The Earliest Illustrated Manuscripts in History

Community Scholars Talk:

The Earliest Illustrated Manuscripts in History: Reading and Writing the Ancient Egyptian Book

Thursday, July 12, 2018 7:00–8:00 p.m.
Prairie Trails Public Library, Burbank Illinois

http://events.uchicago.edu/…/showEventMore.rdo;jsessionid=E…

Discussions of the history of the “book” focus primarily on the Middle Ages, the development of printing, and the expansion into digital media. However, “books” had existed for thousands of years prior, knowledge of which is often limited because of the tendency to restrict scholarship on such ancient books to technical and specialist publications. The result has been, until quite recently, a lopsided focus on the book in the “western” tradition, even though the invention of the “book” actually happened in the ancient Middle East and Egypt.
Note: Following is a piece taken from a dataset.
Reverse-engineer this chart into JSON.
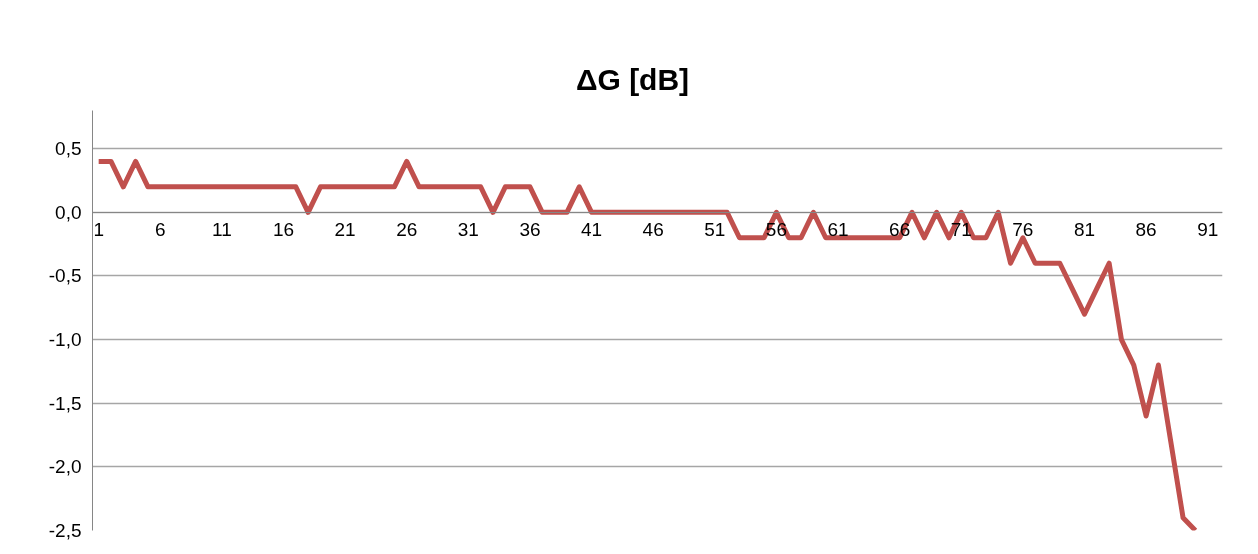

The grand illuminations of Medieval manuscripts, while certainly worthy of the attention they have garnered, were long preceded by the illustrated manuscripts from ancient Egypt, developed at the beginning of the second millennium BC — the earliest texts in human history to be accompanied by images related directly to their content. This talk will focus on the birth of this illustrative tradition in order to reveal how these early manuscripts were made, what the illustrations meant, and how book production in ancient Egypt fits into more modern conceptions of the communications circuit through which the “lives” of books have been told.